Mahmood Sher-jan writes:
Put on your fancy hat and pour a mint julep: the annual spectacle of equestrian prowess and creative horse names is upon us. While this Saturday marks the 140th Kentucky Derby, another landmark event occurred earlier this spring in the bluegrass state: Kentucky entered the “data breach regulatory derby” and became the 47th state to enact a data breach notification law. If we were to handicap the race, this latest derby entrant is going to lose to Iowa’s recently-amended breach law, SB 2252. Next to Iowa’s new law, Kentucky is looking a bit coltish, if you will. Here’s why:
While Kentucky’s law is generally not as consumer-friendly or protective as many other states’ laws, Sher-jan does note one unusual and commendable aspect of the law:
While Kentucky’s laggard law lacks some punch, it has one wild-card element in the special attention it pays towards student data.

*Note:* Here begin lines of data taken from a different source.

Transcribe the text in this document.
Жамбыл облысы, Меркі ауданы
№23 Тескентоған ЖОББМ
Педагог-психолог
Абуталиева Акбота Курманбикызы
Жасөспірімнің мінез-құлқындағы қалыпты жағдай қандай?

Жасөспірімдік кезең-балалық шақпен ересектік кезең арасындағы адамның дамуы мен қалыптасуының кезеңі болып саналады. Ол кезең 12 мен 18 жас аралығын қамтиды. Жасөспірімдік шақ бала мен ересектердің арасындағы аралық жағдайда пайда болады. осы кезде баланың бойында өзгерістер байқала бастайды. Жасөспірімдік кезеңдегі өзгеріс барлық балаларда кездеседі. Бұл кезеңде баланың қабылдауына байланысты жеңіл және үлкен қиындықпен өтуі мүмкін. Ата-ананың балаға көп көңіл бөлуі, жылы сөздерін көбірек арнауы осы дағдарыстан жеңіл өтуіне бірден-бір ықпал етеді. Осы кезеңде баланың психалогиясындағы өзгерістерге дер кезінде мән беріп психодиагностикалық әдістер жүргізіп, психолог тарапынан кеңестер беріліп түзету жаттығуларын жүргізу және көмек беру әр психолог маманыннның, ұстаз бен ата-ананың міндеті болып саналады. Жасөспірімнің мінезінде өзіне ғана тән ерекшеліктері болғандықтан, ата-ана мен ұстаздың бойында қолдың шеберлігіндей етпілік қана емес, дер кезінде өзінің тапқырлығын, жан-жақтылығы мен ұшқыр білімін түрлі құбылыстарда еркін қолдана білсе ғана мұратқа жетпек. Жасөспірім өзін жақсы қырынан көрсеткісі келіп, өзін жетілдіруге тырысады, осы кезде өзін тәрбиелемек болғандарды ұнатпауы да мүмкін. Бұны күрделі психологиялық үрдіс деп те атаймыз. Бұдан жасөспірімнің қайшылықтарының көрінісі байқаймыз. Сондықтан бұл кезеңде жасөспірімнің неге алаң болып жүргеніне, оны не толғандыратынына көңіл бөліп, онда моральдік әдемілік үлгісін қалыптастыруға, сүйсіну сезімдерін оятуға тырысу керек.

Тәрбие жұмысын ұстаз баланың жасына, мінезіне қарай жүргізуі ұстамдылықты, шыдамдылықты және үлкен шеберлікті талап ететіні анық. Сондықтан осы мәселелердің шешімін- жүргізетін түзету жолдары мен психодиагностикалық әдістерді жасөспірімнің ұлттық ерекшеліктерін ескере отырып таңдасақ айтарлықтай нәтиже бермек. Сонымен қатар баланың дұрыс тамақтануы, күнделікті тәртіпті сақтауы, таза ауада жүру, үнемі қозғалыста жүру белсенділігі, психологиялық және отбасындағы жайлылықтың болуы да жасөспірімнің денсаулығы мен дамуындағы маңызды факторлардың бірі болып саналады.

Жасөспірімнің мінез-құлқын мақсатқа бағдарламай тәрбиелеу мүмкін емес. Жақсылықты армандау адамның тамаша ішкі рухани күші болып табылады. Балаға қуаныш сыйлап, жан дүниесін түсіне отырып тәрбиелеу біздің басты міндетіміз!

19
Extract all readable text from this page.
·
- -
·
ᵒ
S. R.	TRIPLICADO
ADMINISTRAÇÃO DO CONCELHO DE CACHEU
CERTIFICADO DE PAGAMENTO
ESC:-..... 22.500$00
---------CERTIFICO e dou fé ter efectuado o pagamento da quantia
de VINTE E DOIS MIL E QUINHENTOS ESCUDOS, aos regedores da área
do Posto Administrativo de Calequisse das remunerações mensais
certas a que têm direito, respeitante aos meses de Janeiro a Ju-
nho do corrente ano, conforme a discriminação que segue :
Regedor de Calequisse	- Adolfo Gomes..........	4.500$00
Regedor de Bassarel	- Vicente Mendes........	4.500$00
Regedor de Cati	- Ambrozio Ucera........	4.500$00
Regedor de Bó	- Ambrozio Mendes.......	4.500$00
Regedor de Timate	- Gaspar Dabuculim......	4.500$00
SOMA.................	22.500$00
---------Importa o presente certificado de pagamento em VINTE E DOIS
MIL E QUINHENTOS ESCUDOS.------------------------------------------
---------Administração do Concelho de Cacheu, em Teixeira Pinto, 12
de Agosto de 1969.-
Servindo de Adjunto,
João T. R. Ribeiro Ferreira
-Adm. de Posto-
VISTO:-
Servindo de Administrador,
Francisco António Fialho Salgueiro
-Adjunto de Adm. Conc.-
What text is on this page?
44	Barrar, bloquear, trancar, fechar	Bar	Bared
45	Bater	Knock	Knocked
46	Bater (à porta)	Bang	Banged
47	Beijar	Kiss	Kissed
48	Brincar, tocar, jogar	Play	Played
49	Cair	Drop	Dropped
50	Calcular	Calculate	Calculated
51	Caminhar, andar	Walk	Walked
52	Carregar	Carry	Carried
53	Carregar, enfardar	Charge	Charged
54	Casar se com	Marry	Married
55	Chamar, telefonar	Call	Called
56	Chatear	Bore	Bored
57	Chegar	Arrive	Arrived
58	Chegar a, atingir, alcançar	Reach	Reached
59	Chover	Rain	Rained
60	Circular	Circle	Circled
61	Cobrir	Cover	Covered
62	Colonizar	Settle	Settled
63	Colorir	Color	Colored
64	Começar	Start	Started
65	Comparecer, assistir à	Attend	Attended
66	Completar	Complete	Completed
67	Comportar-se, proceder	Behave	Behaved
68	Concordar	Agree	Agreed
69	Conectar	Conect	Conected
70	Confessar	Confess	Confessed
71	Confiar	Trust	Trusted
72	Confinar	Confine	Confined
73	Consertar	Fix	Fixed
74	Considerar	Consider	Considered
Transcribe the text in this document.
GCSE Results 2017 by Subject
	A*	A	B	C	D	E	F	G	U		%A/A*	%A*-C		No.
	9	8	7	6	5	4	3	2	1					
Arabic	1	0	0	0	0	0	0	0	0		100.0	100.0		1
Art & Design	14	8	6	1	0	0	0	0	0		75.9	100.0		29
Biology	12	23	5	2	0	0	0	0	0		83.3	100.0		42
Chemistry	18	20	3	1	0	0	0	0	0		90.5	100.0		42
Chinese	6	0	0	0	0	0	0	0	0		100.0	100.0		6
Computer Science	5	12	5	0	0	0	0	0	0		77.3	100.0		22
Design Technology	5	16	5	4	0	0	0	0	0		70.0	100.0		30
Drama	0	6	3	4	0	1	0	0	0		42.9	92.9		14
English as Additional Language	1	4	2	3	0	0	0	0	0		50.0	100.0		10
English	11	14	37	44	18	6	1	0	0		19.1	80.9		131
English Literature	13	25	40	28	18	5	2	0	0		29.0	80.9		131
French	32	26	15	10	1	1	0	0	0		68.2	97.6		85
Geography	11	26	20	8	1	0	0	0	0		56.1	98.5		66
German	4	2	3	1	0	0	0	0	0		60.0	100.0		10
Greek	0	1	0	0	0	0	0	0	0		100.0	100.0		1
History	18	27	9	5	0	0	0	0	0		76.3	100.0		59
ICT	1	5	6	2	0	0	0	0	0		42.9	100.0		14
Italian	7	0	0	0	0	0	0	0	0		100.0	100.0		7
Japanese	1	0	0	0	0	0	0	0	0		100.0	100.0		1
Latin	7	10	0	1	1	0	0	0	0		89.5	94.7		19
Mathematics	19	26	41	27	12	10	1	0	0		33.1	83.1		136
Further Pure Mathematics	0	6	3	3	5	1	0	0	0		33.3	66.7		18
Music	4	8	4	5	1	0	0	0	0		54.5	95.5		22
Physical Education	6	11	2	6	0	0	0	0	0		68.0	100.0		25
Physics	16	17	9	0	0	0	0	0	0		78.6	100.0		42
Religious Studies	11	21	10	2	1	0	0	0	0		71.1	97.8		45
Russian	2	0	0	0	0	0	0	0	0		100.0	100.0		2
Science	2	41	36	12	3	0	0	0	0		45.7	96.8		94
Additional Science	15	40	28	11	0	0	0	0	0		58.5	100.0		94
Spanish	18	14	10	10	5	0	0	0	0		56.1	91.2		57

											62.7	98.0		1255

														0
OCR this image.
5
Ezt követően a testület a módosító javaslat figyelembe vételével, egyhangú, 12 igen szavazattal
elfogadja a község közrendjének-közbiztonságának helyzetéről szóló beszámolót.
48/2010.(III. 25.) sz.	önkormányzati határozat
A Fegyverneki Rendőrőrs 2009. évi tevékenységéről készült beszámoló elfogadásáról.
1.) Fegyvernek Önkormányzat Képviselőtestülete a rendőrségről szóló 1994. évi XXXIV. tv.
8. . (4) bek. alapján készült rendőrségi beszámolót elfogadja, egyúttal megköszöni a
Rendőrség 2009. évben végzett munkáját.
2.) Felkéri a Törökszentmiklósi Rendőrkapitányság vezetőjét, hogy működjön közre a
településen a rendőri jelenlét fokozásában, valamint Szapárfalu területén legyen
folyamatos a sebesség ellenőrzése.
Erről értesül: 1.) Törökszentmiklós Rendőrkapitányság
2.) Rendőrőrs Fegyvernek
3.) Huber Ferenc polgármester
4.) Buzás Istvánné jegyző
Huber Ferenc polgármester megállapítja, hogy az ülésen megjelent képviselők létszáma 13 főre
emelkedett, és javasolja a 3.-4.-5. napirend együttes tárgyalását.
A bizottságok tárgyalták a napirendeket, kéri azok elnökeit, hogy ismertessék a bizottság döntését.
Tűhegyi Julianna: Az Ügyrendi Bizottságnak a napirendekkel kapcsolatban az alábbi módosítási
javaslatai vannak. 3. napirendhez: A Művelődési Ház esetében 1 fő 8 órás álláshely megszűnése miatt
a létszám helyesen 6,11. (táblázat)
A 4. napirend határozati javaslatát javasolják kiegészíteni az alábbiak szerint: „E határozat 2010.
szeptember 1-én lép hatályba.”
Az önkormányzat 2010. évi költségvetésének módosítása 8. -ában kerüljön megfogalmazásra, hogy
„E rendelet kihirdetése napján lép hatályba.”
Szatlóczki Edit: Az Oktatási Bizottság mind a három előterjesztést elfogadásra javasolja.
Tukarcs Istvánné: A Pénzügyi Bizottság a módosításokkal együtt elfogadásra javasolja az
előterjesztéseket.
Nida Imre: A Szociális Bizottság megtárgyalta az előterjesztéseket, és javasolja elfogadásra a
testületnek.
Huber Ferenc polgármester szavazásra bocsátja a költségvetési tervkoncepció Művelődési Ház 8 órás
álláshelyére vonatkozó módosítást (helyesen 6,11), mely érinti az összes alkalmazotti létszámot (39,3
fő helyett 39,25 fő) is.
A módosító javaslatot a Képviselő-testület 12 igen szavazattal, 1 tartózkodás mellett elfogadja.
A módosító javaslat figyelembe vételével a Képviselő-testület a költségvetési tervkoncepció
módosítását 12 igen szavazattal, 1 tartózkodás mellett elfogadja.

Law Aims to Protect Student Data
As noted, the law extends special provisions aimed at protecting student data at both public and private educational institutions in the cloud. The National Law Review reports that for the purposes of the law, student data is defined as
any information or material, in any medium or format, that concerns a student and is created or provided by the student in the course of the student’s use of cloud computing services, or by an agent or employee of the educational institution in connection with the cloud computing services. Student data includes the student’s name, email address, email messages, postal address, phone number, and any documents, photos, or unique identifiers relating to the student.